Charles Percy Snow (from Wikipedia)
What??? I had never heard of C. P. Snow, never heard of his essay, nor its central and influential premise. How the heck do I answer this? On the other hand, I had certainly experienced the point-of-view Snow (I thought) was expressing, mostly in the form of puzzled looks, contorted faces and extreme grimaces when people learned of my field of study (this was 1985, before the Mac Plus).
My retort? “C. P. Snow was wrong!” Without hesitation, I argued that Snow’s fundamental premise was wrong and without merit. That, in fact, at their very highest levels, the arts & sciences actually mimic each other in terms of process and inspiration. For example, the arts are perceived by the uninitiated to be purely driven by divine inspiration. A painter, a photographer, a composer sits down and waits for a muse to direct their every movement, decision and action. At the same time, the sciences are perceived by the uninitiated as completely logical, built upon prior work and devoid of any kind of inspiration (divine or otherwise).

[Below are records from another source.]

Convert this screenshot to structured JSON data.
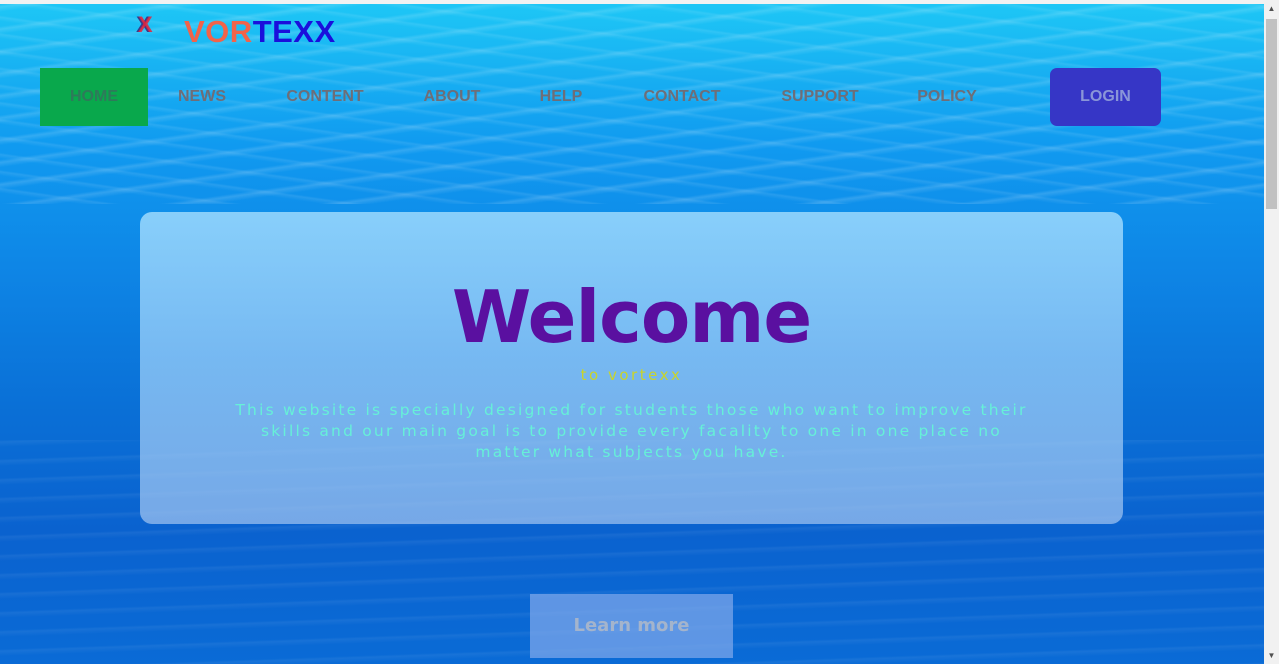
{
  "brand": {
    "logo_glyph": "X",
    "name_part1": "VOR",
    "name_part2": "TEXX"
  },
  "nav": {
    "items": [
      {
        "label": "HOME",
        "active": true
      },
      {
        "label": "NEWS"
      },
      {
        "label": "CONTENT"
      },
      {
        "label": "ABOUT"
      },
      {
        "label": "HELP"
      },
      {
        "label": "CONTACT"
      },
      {
        "label": "SUPPORT"
      },
      {
        "label": "POLICY"
      }
    ],
    "login_label": "LOGIN"
  },
  "hero": {
    "title": "Welcome",
    "tagline": "to vortexx",
    "description": "This website is specially designed for students those who want to improve their skills and our main goal is to provide every facality to one in one place no matter what subjects you have.",
    "cta_label": "Learn more"
  },
  "colors": {
    "active_nav": "#09a84c",
    "login_button": "#3636c6",
    "title": "#5a10a0",
    "brand_part1": "#f2634a",
    "brand_part2": "#1a0fdc"
  },
  "icons": {
    "scroll_up": "triangle-up-icon",
    "scroll_down": "triangle-down-icon"
  }
}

But in truth, these stereotypes are wrong. When understanding the great works of art or music, we always find deep connections to prior work. Often, masterpieces are based on prior work, incorporate prior work, or give an oppositional approach to contrast prior work. In Stravinsky’s Petrushka and Rite of Spring, he transforms Russian folk music in ways that shattered cultural limitations of 19th century rhythm, meter and harmony. In Pulcinella, he “stole” music of (or attributed to) Pergolesi and rewrote it in a modernist language that was simultaneously old and new.

Albert Einstein, by F. Schmutzer
At the same time, Einstein was redefining our understanding of the physical world; not only with logical derivations of earlier math/physics, but by asking questions no one thought to ask, by posing “mind experiments” involving objects travelling at or near the speed of light. While the solutions to these problems may have been thoroughly logical and mathematically inevitable, it took a spark of pure inspiration to ask the questions that lead to the development of Relativity.

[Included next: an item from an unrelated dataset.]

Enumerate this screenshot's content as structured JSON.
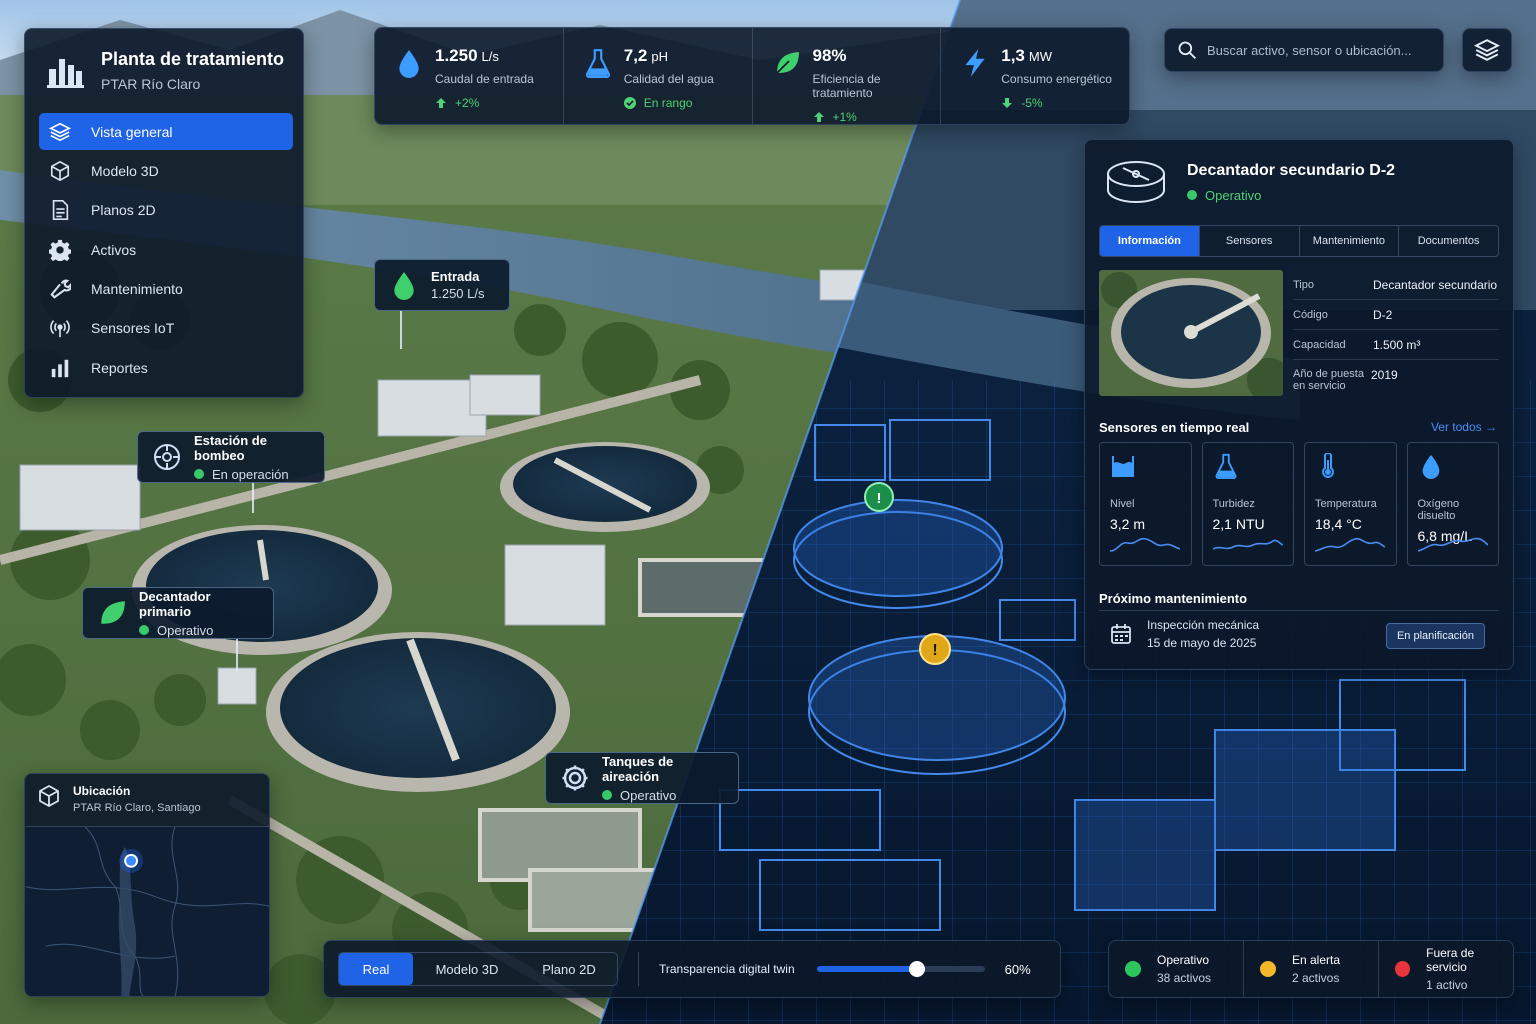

It turns out that the C. P. Snow question, out of the blue as it was, has been a part of my career since I began to consider its implications 26 years ago. Not long after I wrote that C. P. Snow was wrong, I discovered that Snow was actually commenting on the state of academia, being quite critical of its “two cultures” approach. It was the two cultures that were wrong, not C. P. Snow.
And now, there is a concerted effort to bring the arts into science and technology education. StemToSteam.org is the home page of an effort to insert A for the arts in to the broader effort by the NSF and others to improve Science, Technology, Engineering, and Mathematics (STEM) education at the K-12 level (and beyond). This is a critical effort for education as a whole, one in which we have been engaged for sometime now with our AVATAR Initiative in Digital Media at LSU.
It’s good to know that finally there is a national movement to refute the “two cultures” mentality in academia and research. It’s about time.